Apesar de ser um exercício fascinante, Quase Memória é insastifatório
O moçambicano Ruy Guerra é uma das pessoas mais importantes da cultura brasileira. Além de ser um dos diretores mais interessantes do Cinema Novo por sempre acrescentar a seus filmes uma linguagem mais rebuscada, ele escreveu letras com nomes importantes da musica como Chico Buarque, Milton Nascimento, Edu Lobo e Francis Hime. Depois de mais de dez anos desde o seu ultimo longa, O Veneno da Madrugada, o cineasta lança Quase Memória, evidenciando mais uma vez seu domínio na linguagem e sua imensa criatividade. Infelizmente, faltou algo para complementar essa experiência.
Baseado no bestseller de Carlos Heitor Cony, o longa mostra o velho Carlos (Tony Ramos), que um dia é visitado pelo sua versão mais nova (Charles Fricks) e ambos começam a se lembrar da infância, envolvendo a figura excêntrica do pai, um respeitado jornalista (João Miguel, de Estômago, comentado neste vídeo), e da doce mãe (Mariana Ximenes). Ambos começam a questionar sobre suas lembranças e se um dia elas desaparecerão.
A sinopse se mostra um teatro do absurdo, mas isso é completamente coerente a estética dada por Ruy Guerra. As falas, quase todas em forma de monólogos, soam teatrais, assim como as atuações e os cenários. Sempre com luzes demarcadas e diegéticas, com um forte uso de cores quentes e ângulos inusitados, Quase Memória se mostra um exercício de linguagem dos mais interessantes. Mérito da direção de Guerra, que, mesmo em um filme barroco, nunca exagera na dose, mantendo cuidado e disciplina. É um longa que denota essa proposta desde o começo, quando um sapo – dublado por Guerra – declama um longo monólogo em um pântano falso, deixando clara a intenção.
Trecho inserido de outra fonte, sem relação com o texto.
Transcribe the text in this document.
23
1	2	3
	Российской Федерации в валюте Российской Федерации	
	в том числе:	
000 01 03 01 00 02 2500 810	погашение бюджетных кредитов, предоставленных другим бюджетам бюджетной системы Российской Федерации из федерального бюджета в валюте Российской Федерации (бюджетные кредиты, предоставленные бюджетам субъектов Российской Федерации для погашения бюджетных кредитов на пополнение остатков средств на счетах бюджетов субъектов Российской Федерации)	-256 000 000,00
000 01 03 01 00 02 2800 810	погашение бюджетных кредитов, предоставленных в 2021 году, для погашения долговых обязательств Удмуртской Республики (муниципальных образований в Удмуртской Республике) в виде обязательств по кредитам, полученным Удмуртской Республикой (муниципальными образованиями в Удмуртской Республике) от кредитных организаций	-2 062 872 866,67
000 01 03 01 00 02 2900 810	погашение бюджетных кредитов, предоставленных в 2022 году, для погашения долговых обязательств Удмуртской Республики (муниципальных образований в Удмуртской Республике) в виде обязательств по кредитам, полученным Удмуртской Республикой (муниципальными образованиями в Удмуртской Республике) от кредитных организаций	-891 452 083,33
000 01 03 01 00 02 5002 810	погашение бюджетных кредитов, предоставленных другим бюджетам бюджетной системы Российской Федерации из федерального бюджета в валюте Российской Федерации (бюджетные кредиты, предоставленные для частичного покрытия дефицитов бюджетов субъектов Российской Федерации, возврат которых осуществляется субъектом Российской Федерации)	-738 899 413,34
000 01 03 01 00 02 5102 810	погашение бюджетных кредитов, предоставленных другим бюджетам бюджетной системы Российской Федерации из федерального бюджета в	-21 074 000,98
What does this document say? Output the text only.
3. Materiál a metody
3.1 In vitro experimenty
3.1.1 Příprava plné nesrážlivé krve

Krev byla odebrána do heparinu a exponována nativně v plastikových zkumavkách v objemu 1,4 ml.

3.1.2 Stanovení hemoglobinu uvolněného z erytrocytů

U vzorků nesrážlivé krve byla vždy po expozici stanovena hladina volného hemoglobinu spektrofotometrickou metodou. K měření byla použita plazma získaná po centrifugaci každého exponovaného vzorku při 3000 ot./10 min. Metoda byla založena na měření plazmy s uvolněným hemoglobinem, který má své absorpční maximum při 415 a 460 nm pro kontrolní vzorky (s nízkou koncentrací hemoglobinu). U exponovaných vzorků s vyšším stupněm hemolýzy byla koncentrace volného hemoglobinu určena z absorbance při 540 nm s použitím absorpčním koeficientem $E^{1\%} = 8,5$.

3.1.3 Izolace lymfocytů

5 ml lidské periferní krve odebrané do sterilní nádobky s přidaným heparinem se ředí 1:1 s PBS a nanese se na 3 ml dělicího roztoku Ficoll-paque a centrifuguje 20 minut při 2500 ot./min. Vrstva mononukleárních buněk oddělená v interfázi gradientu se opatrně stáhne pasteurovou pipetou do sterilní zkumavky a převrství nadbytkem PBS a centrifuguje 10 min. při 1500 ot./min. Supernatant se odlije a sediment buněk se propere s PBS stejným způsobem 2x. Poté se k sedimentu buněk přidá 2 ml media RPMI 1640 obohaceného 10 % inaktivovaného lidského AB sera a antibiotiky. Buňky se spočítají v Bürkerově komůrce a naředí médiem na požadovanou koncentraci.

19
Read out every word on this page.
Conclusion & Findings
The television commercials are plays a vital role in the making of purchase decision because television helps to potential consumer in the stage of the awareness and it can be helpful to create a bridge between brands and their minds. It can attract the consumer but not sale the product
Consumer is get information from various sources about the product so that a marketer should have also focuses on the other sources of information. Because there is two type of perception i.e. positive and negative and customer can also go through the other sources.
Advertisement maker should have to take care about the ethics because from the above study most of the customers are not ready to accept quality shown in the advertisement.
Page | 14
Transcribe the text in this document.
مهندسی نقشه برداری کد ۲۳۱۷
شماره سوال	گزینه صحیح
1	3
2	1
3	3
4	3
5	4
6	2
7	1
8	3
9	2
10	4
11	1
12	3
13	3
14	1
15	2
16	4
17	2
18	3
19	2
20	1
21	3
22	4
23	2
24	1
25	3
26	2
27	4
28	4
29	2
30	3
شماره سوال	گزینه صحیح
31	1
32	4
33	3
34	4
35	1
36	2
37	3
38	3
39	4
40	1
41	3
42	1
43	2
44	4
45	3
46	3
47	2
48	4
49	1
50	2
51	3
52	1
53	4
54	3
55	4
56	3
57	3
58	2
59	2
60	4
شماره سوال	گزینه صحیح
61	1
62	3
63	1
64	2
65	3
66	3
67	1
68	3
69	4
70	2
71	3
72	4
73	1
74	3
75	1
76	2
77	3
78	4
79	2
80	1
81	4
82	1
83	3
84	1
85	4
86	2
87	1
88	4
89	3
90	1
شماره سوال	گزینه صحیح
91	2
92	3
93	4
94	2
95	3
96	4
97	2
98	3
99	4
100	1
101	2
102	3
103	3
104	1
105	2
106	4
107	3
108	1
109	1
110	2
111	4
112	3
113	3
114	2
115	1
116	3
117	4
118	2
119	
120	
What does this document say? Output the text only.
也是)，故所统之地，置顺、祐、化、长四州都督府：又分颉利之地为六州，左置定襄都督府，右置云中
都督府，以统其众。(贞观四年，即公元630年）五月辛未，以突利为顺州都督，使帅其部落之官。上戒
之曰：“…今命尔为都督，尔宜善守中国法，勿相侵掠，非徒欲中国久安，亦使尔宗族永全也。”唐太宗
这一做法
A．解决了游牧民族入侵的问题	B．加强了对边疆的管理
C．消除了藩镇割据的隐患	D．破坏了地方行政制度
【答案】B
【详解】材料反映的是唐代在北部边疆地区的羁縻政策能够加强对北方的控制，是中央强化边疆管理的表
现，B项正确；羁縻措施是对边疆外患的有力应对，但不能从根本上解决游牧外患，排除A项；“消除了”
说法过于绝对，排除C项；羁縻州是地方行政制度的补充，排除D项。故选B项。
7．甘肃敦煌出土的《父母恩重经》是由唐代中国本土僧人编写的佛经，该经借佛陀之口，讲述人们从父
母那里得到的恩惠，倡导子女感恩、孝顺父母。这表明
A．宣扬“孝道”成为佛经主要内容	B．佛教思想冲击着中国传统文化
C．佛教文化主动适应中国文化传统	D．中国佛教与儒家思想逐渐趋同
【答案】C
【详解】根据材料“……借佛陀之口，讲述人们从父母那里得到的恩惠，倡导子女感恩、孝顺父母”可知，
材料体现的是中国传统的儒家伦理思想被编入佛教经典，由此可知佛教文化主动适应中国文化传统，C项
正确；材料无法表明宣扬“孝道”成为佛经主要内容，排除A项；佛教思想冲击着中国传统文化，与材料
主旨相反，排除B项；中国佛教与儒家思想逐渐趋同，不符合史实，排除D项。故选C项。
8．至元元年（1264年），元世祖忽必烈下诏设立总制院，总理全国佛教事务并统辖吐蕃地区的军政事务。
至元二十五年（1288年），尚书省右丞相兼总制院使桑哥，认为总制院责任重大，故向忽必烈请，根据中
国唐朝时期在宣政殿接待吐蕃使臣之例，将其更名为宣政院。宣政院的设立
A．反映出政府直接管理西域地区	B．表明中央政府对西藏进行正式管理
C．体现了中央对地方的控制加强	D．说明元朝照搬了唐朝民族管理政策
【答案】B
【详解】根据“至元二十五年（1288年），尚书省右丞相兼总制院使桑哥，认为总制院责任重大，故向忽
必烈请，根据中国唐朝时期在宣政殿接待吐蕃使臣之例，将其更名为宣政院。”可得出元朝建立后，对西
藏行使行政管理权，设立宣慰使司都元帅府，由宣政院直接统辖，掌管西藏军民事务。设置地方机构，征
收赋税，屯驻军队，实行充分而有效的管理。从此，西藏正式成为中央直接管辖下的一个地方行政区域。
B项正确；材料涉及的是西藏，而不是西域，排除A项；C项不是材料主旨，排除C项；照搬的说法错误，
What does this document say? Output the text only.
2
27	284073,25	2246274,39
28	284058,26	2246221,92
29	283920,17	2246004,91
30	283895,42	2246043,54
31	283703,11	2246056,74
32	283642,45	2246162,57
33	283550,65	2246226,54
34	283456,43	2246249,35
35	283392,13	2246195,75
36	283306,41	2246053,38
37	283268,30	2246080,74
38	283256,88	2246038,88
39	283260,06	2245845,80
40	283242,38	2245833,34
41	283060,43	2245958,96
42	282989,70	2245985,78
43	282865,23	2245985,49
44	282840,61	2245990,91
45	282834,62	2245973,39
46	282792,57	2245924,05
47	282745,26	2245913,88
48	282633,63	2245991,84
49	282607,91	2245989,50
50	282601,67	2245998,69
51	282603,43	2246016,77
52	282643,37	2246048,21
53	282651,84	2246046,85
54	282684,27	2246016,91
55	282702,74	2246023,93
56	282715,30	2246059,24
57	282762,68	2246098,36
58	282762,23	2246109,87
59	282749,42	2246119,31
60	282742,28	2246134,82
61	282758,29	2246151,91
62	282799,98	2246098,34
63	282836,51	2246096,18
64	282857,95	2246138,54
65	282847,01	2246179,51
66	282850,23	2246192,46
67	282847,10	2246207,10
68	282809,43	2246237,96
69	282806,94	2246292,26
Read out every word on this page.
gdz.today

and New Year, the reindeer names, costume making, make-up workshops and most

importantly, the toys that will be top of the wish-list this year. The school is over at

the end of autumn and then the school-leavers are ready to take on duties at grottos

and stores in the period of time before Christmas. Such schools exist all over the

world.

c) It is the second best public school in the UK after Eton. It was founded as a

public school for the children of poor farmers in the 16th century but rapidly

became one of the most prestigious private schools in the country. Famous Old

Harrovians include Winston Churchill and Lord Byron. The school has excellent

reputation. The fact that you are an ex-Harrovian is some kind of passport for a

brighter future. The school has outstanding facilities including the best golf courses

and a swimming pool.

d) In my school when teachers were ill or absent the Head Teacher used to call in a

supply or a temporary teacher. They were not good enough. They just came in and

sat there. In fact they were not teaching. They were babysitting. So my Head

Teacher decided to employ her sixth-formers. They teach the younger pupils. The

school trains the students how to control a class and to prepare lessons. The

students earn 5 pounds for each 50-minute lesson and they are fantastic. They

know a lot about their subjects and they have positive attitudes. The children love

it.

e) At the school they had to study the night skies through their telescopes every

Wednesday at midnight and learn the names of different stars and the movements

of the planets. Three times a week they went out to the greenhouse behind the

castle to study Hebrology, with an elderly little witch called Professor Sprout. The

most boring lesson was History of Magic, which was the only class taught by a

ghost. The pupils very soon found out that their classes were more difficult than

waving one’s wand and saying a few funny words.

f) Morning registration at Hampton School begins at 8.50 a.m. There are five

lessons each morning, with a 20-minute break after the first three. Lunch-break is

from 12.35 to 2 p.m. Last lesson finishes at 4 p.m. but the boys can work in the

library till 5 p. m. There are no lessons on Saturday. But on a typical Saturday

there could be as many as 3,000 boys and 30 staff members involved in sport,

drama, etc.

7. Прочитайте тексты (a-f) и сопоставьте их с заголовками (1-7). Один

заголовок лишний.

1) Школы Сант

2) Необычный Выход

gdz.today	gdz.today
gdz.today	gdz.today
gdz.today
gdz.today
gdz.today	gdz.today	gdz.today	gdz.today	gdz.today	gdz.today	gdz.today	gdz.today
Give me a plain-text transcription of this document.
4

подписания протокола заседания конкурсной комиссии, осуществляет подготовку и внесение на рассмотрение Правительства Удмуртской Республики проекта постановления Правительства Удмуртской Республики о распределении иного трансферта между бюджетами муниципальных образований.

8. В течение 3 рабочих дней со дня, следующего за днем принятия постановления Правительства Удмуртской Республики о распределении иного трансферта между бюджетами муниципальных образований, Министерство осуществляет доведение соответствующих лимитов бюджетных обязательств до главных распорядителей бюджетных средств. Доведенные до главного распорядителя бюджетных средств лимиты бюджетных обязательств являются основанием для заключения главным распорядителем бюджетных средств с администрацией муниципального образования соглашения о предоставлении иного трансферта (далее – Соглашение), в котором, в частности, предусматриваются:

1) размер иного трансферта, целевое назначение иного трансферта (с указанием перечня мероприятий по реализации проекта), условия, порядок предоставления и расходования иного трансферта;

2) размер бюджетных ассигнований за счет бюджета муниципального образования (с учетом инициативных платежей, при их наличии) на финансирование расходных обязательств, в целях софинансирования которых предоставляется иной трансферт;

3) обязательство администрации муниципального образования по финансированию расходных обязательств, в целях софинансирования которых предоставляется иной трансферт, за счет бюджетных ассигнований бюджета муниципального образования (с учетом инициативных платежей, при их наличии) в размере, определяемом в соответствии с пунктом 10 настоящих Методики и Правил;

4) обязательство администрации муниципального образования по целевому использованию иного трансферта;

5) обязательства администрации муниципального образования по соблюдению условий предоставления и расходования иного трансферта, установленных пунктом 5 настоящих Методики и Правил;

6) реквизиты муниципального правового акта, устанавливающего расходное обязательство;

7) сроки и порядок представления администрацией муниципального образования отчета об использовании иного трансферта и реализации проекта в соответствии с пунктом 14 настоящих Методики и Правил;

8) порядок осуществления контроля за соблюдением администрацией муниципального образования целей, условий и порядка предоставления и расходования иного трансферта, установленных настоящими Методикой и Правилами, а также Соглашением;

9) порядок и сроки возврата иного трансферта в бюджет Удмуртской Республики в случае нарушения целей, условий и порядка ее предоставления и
Além da estética, outro fator que chama a atenção do longa é a qualidade das suas atuações. No caso, é um trabalho muito difícil do elenco, já que é uma proposta teatral. Fora do tom adequado, poderia cair na caricatura, mas vemos que eles se seguram em seus papéis. João Miguel, que mostra vários trejeitos em seu personagem, cria um personagem caloroso e divertido que não incomoda com o excesso de tiques, caras e bocas.
O restante do elenco segue essa orientação e se sai bem. As atuações mais contidas ficam por conta de Tony Ramos e Charles Fricks, que, como narradores dessas memórias, precisam de um composição específica. Enquanto Fricks demonstra um Carlos cheio de ideais e sonhos, o de Ramos é um ser amargurado e, aos poucos, destruído pela idade. Aliás, deve se salientar o trabalho de Ramos. Uma interpretação muito rica, tanto corporal quanto na cadência da fala e um jeito saudoso e, ao mesmo tempo, raivoso, ao falar da sua vida. Isso além de sua forte presença de tela, “capturando” a câmera toda vez que aparece em cena.
Quando acaba o conteúdo
Todo o assunto abordado do longa é sobre a questão da memória e de como será quando esquecermos de nossas lembranças por conta da idade. Quando se esclarece o tema, é uma pena que o longa pareça não saber para onde ir e ter esgotado seu conteúdo. Mesmo sendo um filme curto (95 minutos), parece que, tanto Guerra quanto os seus roteiristas, em uma altura do campeonato, olharam e disseram: “Então, o que fazemos? Vamos terminar aqui, já que não temos mais pra onde correr”. A percepção é que tudo se esvaziou e o longa simplesmente acaba. Isso acaba comprometendo o que vinha como uma ótima experiência, infelizmente.
Apesar desse problema de conclusão, Quase Memória se mostra um filme muito interessante, principalmente na questão estética, onde é ousado e diferente. Na mão de um diretor menor, seria mais um espetáculo onde o barroquismo se tornaria insuportável. Comandado por um cineasta com o talento e a experiência de Ruy Guerra, sai algo muito mais interessante.